Jeune agronome alors conseiller technique affecté dans un domaine autogéré dans les Aurès, il nous a été donné de voir la pression exercée par les éleveurs de moutons. Un ouvrier était arrivé  en courant pour avertir le directeur qu'un berger avait laissé ses moutons brouter la bordure d'une parcelle de blé éloignée. Il demandait d'intervenir de peur que ce berger ne soit imité par d'autres.
Il ne s'agissait pas, dans ce cas précis, de troupeaux de plusieurs centaines de moutons mais de ces troupeaux d'une trentaine de têtes appartenant à des personnes sans emploi et sans terre. Aussi leur seule solution était la vaine pâture sur les terrains pierreux non cultivables ou les bordures des champs lorsqu'ils avaient la certitude d'une impunité. 

40% des terres céréalières en jachère pâturée
Parfois ce sont les exploitants agricoles eux-mêmes qui privilégient l'élevage du mouton aux dépends des céréales.

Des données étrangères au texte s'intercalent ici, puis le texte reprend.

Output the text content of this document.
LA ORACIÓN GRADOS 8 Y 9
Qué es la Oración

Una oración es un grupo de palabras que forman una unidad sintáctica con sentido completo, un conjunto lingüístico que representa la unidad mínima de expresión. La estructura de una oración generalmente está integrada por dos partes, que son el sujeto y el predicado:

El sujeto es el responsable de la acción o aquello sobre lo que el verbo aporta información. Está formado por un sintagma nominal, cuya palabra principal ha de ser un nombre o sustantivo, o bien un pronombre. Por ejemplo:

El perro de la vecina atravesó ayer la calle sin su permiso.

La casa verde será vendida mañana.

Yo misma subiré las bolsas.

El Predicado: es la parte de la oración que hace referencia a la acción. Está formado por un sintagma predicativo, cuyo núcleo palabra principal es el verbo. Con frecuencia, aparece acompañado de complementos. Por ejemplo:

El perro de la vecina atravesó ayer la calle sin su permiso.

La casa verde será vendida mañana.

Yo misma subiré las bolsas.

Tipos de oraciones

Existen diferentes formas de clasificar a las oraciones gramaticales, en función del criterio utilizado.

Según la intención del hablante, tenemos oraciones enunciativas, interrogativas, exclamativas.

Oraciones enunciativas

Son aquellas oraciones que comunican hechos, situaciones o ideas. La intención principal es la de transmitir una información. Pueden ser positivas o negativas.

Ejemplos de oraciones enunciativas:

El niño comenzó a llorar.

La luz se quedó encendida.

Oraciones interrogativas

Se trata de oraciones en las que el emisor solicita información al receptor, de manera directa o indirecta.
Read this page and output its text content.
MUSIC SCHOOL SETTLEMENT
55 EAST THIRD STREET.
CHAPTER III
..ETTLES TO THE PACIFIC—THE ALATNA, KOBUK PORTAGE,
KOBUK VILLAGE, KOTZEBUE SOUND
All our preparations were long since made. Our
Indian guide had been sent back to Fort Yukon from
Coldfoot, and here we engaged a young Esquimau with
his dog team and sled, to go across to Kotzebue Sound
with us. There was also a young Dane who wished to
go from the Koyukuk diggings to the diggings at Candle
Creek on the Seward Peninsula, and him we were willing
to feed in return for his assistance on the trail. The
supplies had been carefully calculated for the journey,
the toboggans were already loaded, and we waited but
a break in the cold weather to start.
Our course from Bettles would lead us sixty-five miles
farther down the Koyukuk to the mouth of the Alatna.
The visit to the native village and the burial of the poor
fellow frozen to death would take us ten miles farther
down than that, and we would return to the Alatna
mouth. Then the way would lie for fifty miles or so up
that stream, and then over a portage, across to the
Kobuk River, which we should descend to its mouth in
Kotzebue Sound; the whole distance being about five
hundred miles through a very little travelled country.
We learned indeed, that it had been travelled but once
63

C'est le cas des régions céréalières de l'intérieur du pays où subsiste la jachère pâturée. Une pratique qui consiste à mettre une année sur deux la terre « en repos ». La flore spontannée qui pousse sur ces parcelles est alors utilisé pour acceuillir le troupeau de l'agriculteur ou celui d'éleveurs moyennant rétribution.

Pas de restitution des pailles au sol
Le voyageur étranger parcourant l'Algérie pourra observer d'autres particularités. Les moissonneuses-batteuses ne possèdent pas de broyeur intégré. On n'observe pas ce nuage caractéristique de brins de paille broyée à l'arrière des engins de récolte lors de la moisson.  Ils sont immédiatement suivis de tracteurs tirant des botteleuses afin de récolter la paille. Une paille conditionnée sous forme de bottes et qui peuvent constituer d'immenses pyramides et qui servira à nourrir les moutons en hiver.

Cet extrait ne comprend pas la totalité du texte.